【バングラデシュ】活動報告|「ジャイギール小学校」の運営支援 最大の成果は村から次代を担う人材が育ったこと

1994年、首都ダッカの路上でゴミを漁(あさ)る子供たちの姿に衝撃を受け、これが私たちの活動の原点となりました。約30年にわたる支援で確信したことは、「教育こそが貧困の連鎖を断ち切る」、最も根源的な投資だということです。

30年の軌跡―ジャイギール小学校が村の中心に

バングラデシュは、政治的対立や、ヒマラヤの雪解け水による洪水、経済の従属という3重苦を背負っています。識字率も低く、「母親が処方箋を読めないために子供が命を落とす」という現実に直面し、識字教室を設立しました。

さらに学校建設への気運も高まりました。当初は学校と呼べないような竹造りの小屋でしたが、「教育」に半信半疑だった村人も難関大学に合格する出身者が現れると、学校に信頼を寄せるようになりました。

以下は、1994年から約30年にわたる歩みと、次世代へ託すバトンの記録です。

「竹小屋」から始まった学校支援

➢設立当時

当初は竹造りの校舎
授業風景:ムシロの上に座って授業を受ける子供たち

➢1995年:WFWP日本より机と椅子を寄付

教科書などの教育物資も届き、少しずつ環境が整う

➢1997年:WFWP日本から若者をボランティア派遣、レンガ造りの校舎

WFWP日本の会員の子女たちが派遣され、レンガ造りの改築を手伝う

➢2021~22年:WFWPインターナショナルによる支援

教室の間仕切りが竹製のパーテションからレンガの壁に。騒がしかった隣室の声が聞こえなくなり授業が快適になりました。屋根や廊下の床も修繕、翌年にはトイレもきれいに修復されました。

竹製のパーテションからレンガとコンクリートの壁へ
翌年に修復されたトイレ

➢2026年:WFWP日本より机と椅子を寄付

2026年1月にWFWP日本の支援金で机とベンチ式の椅子のセットを12組購入することができました。

WFWPバングラデシュが学校運営を承継

2004年にはWFWP日本からWFWPバングラデシュへ学校運営が承継される。校舎が整備され、大学教授による指導法の改善を図ることで、今では地域でトップクラスの成績を収めるまでに成長しました。

現在―村の85%の子供たちが通う学校に発展

現在、村の約85%の子供たちがジャイギール小学校に通っています。政情不安やテロ、パンデミックなどにより派遣員が入国できなかったときでも、閉鎖されることなく30年以上も続いてきました。このことは、この活動が地域にしっかりと根付いていることを意味します。

➢授業の様子

➢全校集会

全校集会では、年次試験の結果が公表されます。2025年は96%の児童が進級できました。

全校集会で整列する生徒たち

➢学校を支える先生方

右端が校長先生

総括:最大の成果は人材の輩出、次々と人が育つ

最大の成果は、学校建造でも教育物資支援でもなく、次代を担う「人」が育ったことです。 バングラデシュの最難関大学、ダッカ大学に村から初めて合格したモシャロフさんは、村人にとって希望の光です。テロの危機にあっても学校を守り、運営の要として活躍しています。彼に続く卒業生が次々と誕生していることこそ、私たちの活動の誇りです。

卒業生紹介 モシャロフ・ホサインさん

モシャロフさんは、ジャイギール小学校の卒業生として初めてダッカ大学を卒業した優秀な人材です。
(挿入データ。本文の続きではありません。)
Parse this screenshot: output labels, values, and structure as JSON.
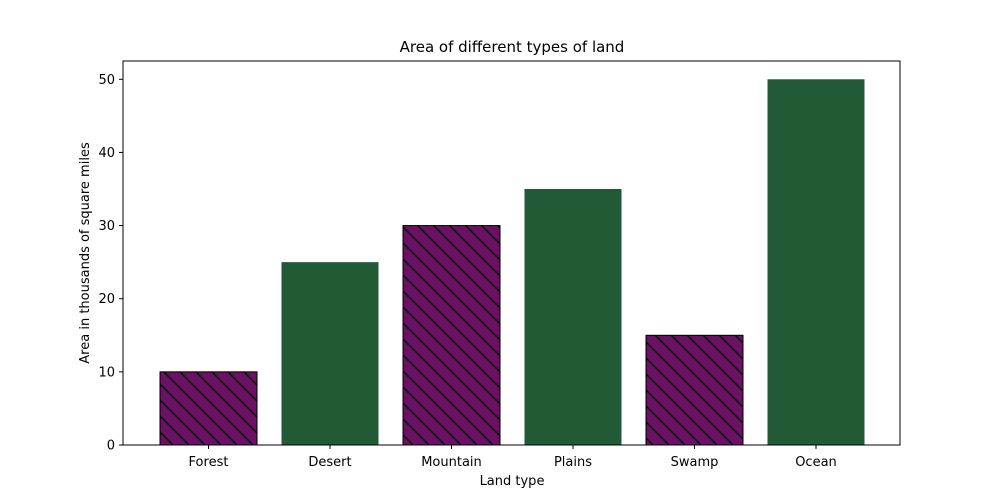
{
  "chart_data": {
    "type": "bar",
    "title": "Area of different types of land",
    "xlabel": "Land type",
    "ylabel": "Area in thousands of square miles",
    "categories": [
      "Forest",
      "Desert",
      "Mountain",
      "Plains",
      "Swamp",
      "Ocean"
    ],
    "values": [
      10,
      25,
      30,
      35,
      15,
      50
    ],
    "ylim": [
      0,
      52.5
    ],
    "yticks": [
      0,
      10,
      20,
      30,
      40,
      50
    ],
    "grid": false,
    "bar_colors": [
      "#6a1163",
      "#225a36",
      "#6a1163",
      "#225a36",
      "#6a1163",
      "#225a36"
    ],
    "bar_hatched": [
      true,
      false,
      true,
      false,
      true,
      false
    ],
    "hatch_color": "#000000"
  }
}
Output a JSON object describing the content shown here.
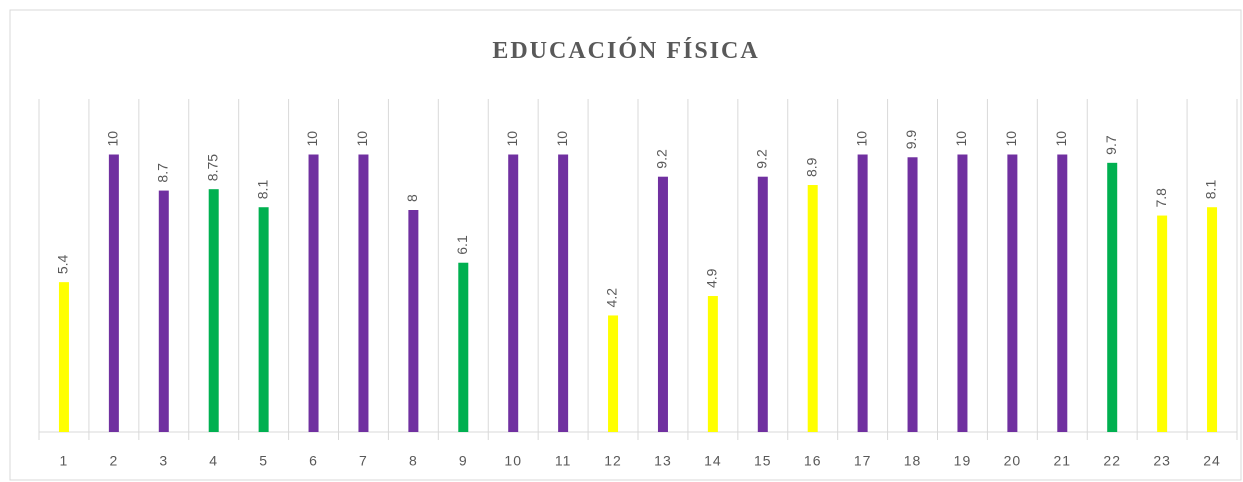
{
  "chart_data": {
    "type": "bar",
    "title": "EDUCACIÓN FÍSICA",
    "categories": [
      "1",
      "2",
      "3",
      "4",
      "5",
      "6",
      "7",
      "8",
      "9",
      "10",
      "11",
      "12",
      "13",
      "14",
      "15",
      "16",
      "17",
      "18",
      "19",
      "20",
      "21",
      "22",
      "23",
      "24"
    ],
    "values": [
      5.4,
      10,
      8.7,
      8.75,
      8.1,
      10,
      10,
      8,
      6.1,
      10,
      10,
      4.2,
      9.2,
      4.9,
      9.2,
      8.9,
      10,
      9.9,
      10,
      10,
      10,
      9.7,
      7.8,
      8.1
    ],
    "colors": [
      "#ffff00",
      "#7030a0",
      "#7030a0",
      "#00b050",
      "#00b050",
      "#7030a0",
      "#7030a0",
      "#7030a0",
      "#00b050",
      "#7030a0",
      "#7030a0",
      "#ffff00",
      "#7030a0",
      "#ffff00",
      "#7030a0",
      "#ffff00",
      "#7030a0",
      "#7030a0",
      "#7030a0",
      "#7030a0",
      "#7030a0",
      "#00b050",
      "#ffff00",
      "#ffff00"
    ],
    "ylim": [
      0,
      12
    ]
  }
}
現在は母校の近くに暮らし、会社員として働きながら、地域の子供たちや学校運営を支える活動に積極的に関わっています。

また、WFWPの派遣員とも継続的に連絡を取り合い、学校の様子や近況を丁寧に伝えてくださるなど、多方面で大きな力となっています。母校と地域の未来のために尽力する、頼もしい卒業生の一人です。

継続的な支援をー子供たちの未来のために

現在は、小学校を公立化することで持続可能な教育体制の構築を目指しています。国際協力の現場は厳しい課題が山積していますが、一歩踏み出す勇気は自分自身と世界の未来を変える力となります。私たちが30年かけて育てたこの活動のバトンを、次世代に託したいと思います。

どうかジャイギール村の子供たちが今後も学び続けられるよう、皆様の温かいご支援をよろしくお願いいたします。